Luckily, I found that most of the skills I’d developed while working with sound carried over to other disciplines, too. There’s one skill above all that I believe managers need to master in order to get the best work from a designer or any creative professional:
Talk about why, not how.
Tell your designer why you want the new design, not how it should be done.
For example, let’s say you need a new logo. The why of that logo is probably that you want to express what you stand for to the people you want to reach. Tell your designer about that, using simple, emotional language.
Then let the designer design. That means allowing him or her to come up with solutions to the challenge you’ve posed, using the language of design — a language you probably have not mastered to anything like the same extent.
Because if you have, why do you need a designer?
Unfortunately for many design projects, though, it’s very common for managers to succumb to the urge to talk about how, not why — in other words, to try to take over some or all of the designer’s role.
Here’s an example that shows the difference.
Talking about why:
“We want to reach adolescents and young adults who care about making a difference in the world. We want our logo to express energy, action, hope and fun.”
Talking about how:
“I see that a lot people are using a vibrant green these days, so let’s try that. But there are some greens I can’t stand, so make sure you show me before you use one. And arrows express progress, so how about if we make the letter T into an arrow?”
With the “why” guidance, a good designer will quickly start to get a feel for solutions, drawing on a world of possibilities to explore– a great many of which would probably never occur to a non-designer.
But with the “how” guidance, possibilities have been collapsed into the tiny corral just described by the manager. The designer’s imagination has been fettered, the job has become harder, and the odds of a great result have grown longer. Note that this is true even if the manager’s ideas are good ones.
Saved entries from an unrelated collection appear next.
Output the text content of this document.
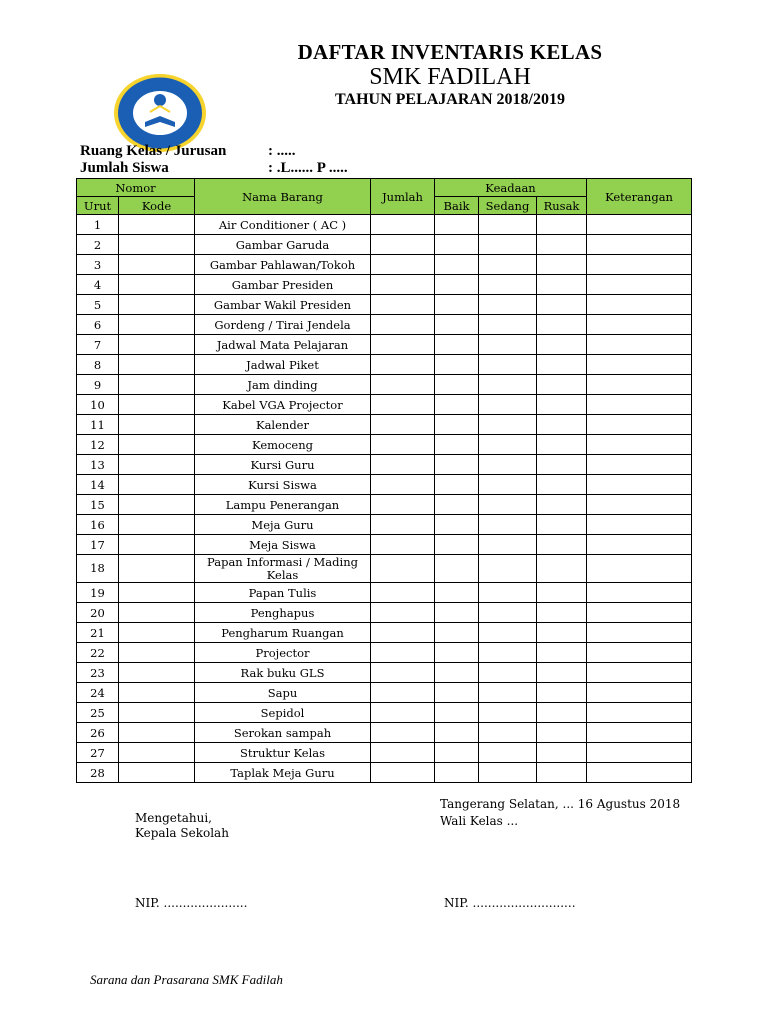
DAFTAR INVENTARIS KELAS
SMK FADILAH
TAHUN PELAJARAN 2018/2019
Ruang Kelas / Jurusan	: .....
Jumlah Siswa	: .L...... P .....
Nomor		Nama Barang	Jumlah	Keadaan			Keterangan
Urut	Kode			Baik	Sedang	Rusak	
1		Air Conditioner ( AC )					
2		Gambar Garuda					
3		Gambar Pahlawan/Tokoh					
4		Gambar Presiden					
5		Gambar Wakil Presiden					
6		Gordeng / Tirai Jendela					
7		Jadwal Mata Pelajaran					
8		Jadwal Piket					
9		Jam dinding					
10		Kabel VGA Projector					
11		Kalender					
12		Kemoceng					
13		Kursi Guru					
14		Kursi Siswa					
15		Lampu Penerangan					
16		Meja Guru					
17		Meja Siswa					
18		Papan Informasi / Mading Kelas					
19		Papan Tulis					
20		Penghapus					
21		Pengharum Ruangan					
22		Projector					
23		Rak buku GLS					
24		Sapu					
25		Sepidol					
26		Serokan sampah					
27		Struktur Kelas					
28		Taplak Meja Guru					
Tangerang Selatan, ... 16 Agustus 2018
Wali Kelas ...
Mengetahui,
Kepala Sekolah
NIP. ......................	NIP. ...........................
Sarana dan Prasarana SMK Fadilah
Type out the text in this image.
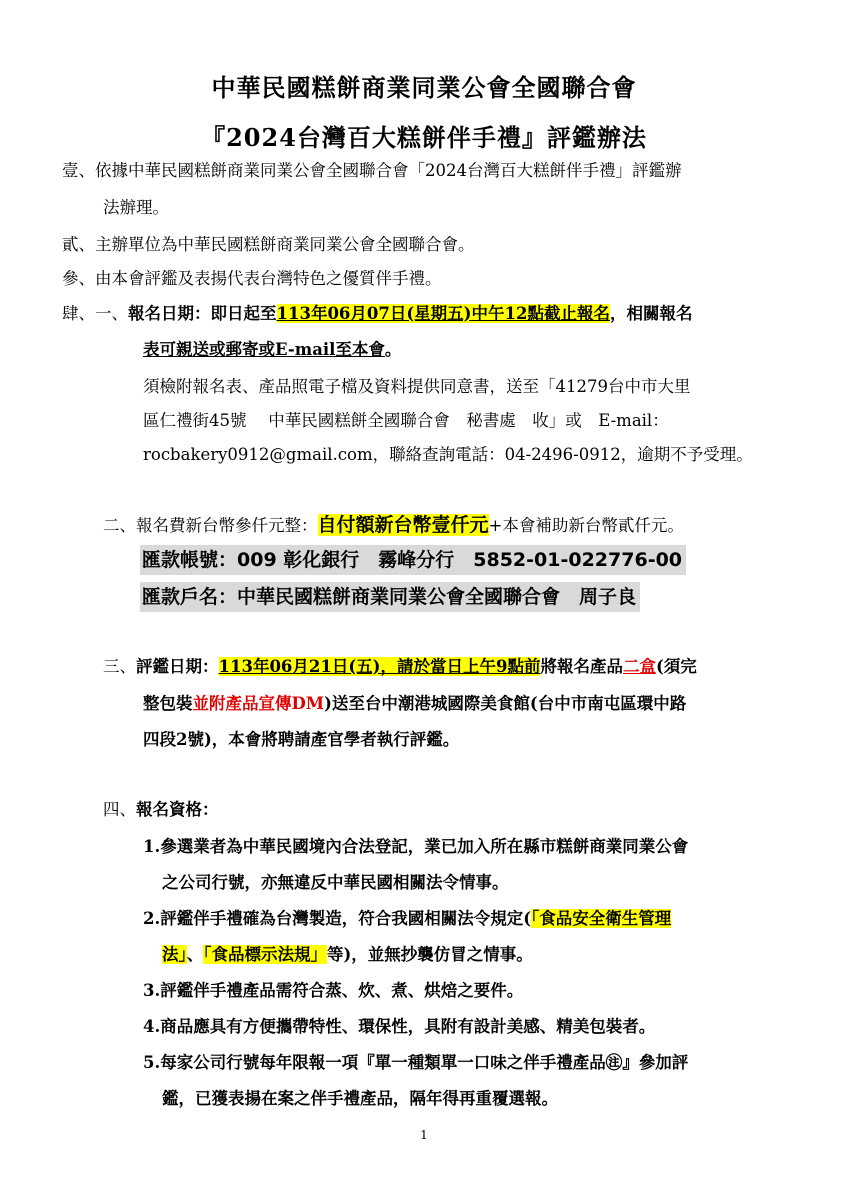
中華民國糕餅商業同業公會全國聯合會
『2024台灣百大糕餅伴手禮』評鑑辦法
壹、依據中華民國糕餅商業同業公會全國聯合會「2024台灣百大糕餅伴手禮」評鑑辦
法辦理。
貳、主辦單位為中華民國糕餅商業同業公會全國聯合會。
參、由本會評鑑及表揚代表台灣特色之優質伴手禮。
肆、一、報名日期：即日起至113年06月07日(星期五)中午12點截止報名，相關報名
表可親送或郵寄或E-mail至本會。
須檢附報名表、產品照電子檔及資料提供同意書，送至「41279台中市大里
區仁禮街45號　 中華民國糕餅全國聯合會　秘書處　收」或　E-mail：
rocbakery0912@gmail.com，聯絡查詢電話：04-2496-0912，逾期不予受理。
二、報名費新台幣參仟元整：自付額新台幣壹仟元+本會補助新台幣貳仟元。
匯款帳號：009 彰化銀行　霧峰分行　5852-01-022776-00
匯款戶名：中華民國糕餅商業同業公會全國聯合會　周子良
三、評鑑日期：113年06月21日(五)，請於當日上午9點前將報名產品二盒(須完
整包裝並附產品宣傳DM)送至台中潮港城國際美食館(台中市南屯區環中路
四段2號)，本會將聘請產官學者執行評鑑。
四、報名資格：
1.參選業者為中華民國境內合法登記，業已加入所在縣市糕餅商業同業公會
之公司行號，亦無違反中華民國相關法令情事。
2.評鑑伴手禮確為台灣製造，符合我國相關法令規定(「食品安全衛生管理
法」、「食品標示法規」等)，並無抄襲仿冒之情事。
3.評鑑伴手禮產品需符合蒸、炊、煮、烘焙之要件。
4.商品應具有方便攜帶特性、環保性，具附有設計美感、精美包裝者。
5.每家公司行號每年限報一項『單一種類單一口味之伴手禮產品㊟』參加評
鑑，已獲表揚在案之伴手禮產品，隔年得再重覆選報。
1
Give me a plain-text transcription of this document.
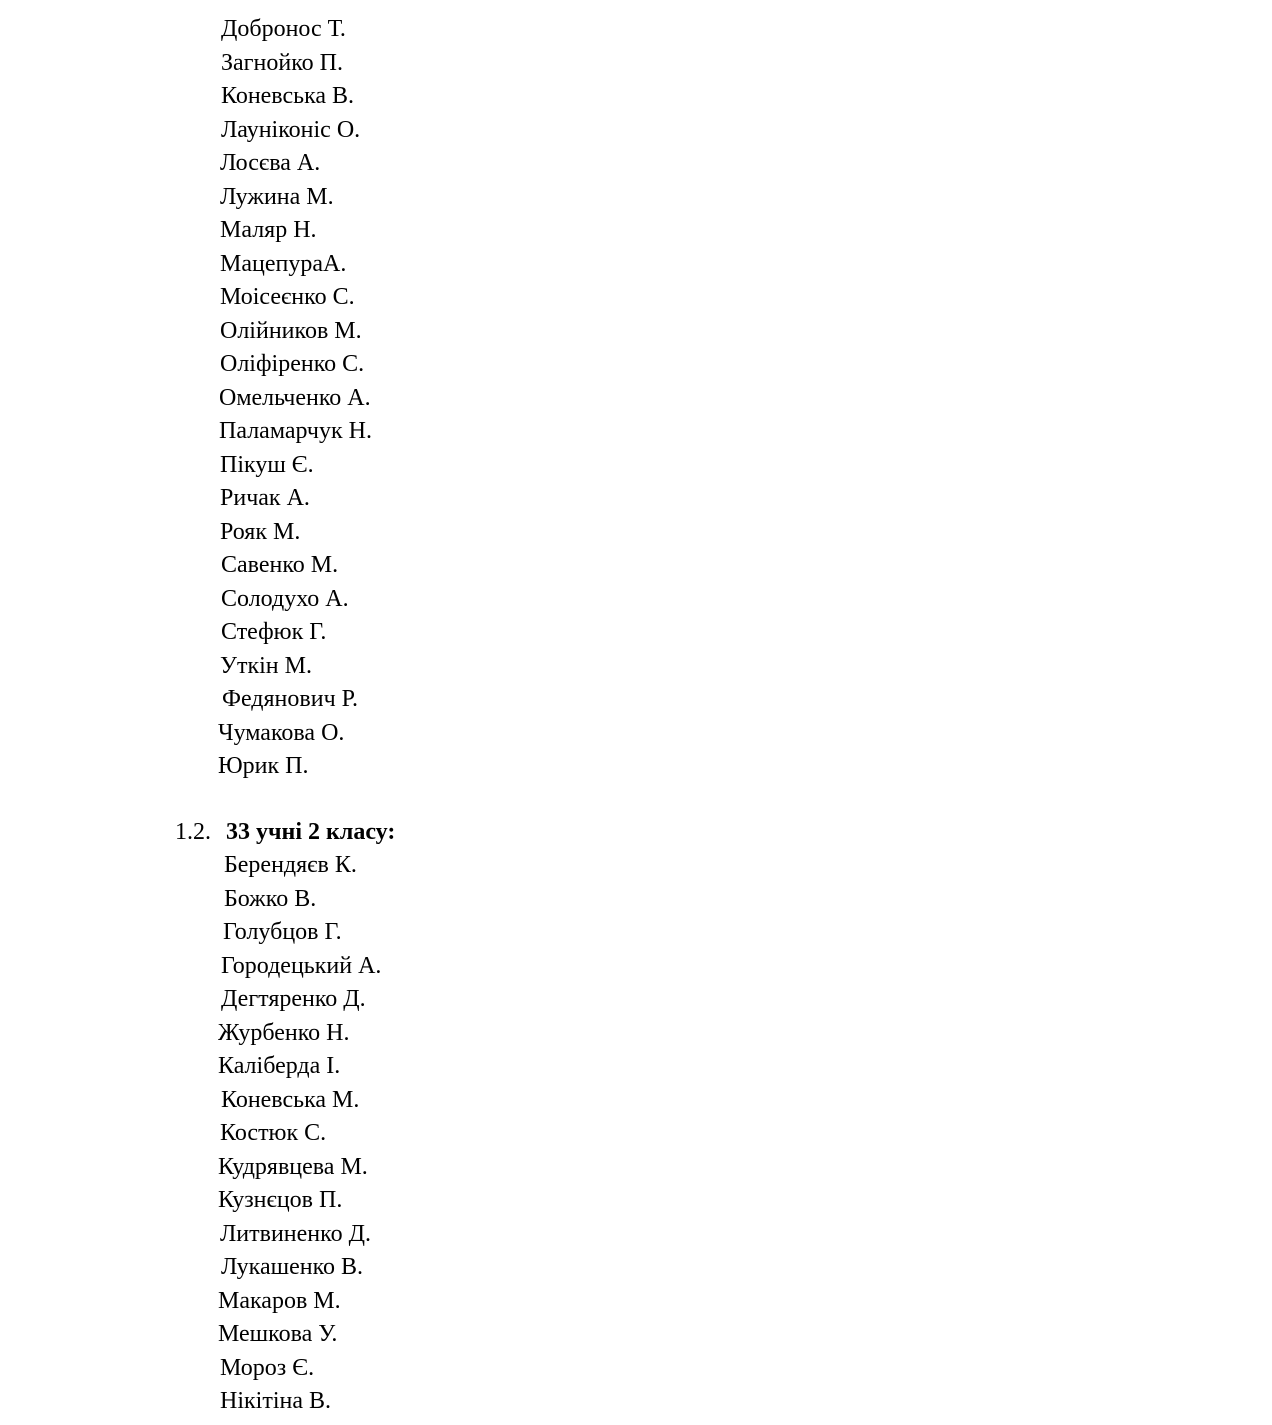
Добронос Т.
Загнойко П.
Коневська В.
Лауніконіс О.
Лосєва А.
Лужина М.
Маляр Н.
МацепураА.
Моісеєнко С.
Олійников М.
Оліфіренко С.
Омельченко А.
Паламарчук Н.
Пікуш Є.
Ричак А.
Рояк М.
Савенко М.
Солодухо А.
Стефюк Г.
Уткін М.
Федянович Р.
Чумакова О.
Юрик П.
1.2. 33 учні 2 класу:
Берендяєв К.
Божко В.
Голубцов Г.
Городецький А.
Дегтяренко Д.
Журбенко Н.
Каліберда І.
Коневська М.
Костюк С.
Кудрявцева М.
Кузнєцов П.
Литвиненко Д.
Лукашенко В.
Макаров М.
Мешкова У.
Мороз Є.
Нікітіна В.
And often, the manager’s ideas are, well, the kind of ideas non-designers tend to come up with, such as in the example above, where our imaginary manager is:
- Chasing a trend (the vibrant green), without considering whether that trend matches the strategic objectives
- Expressing a personal preference (about shades of green) when what matters is how the target audience will respond
- Using a visual cliche (the arrow of progress), which will not help the design stand out.
None of this means that a manager should never suggest an idea. Good ideas come from all over, not least from managers. Good designers watch for them with an open mind. But it does mean that it works a lot better to make a good hire and then give the expert scope to do good work. If it turns out you haven’t made a good hire, that’s the problem you need to solve.
Telling your designer how to design is like hiring a plumber and then grabbing a wrench, pushing the plumber aside and starting on the pipes yourself. Design may look like more fun, but it’s a craft, like plumbing is — and in unskilled hands, the results can be nearly as messy.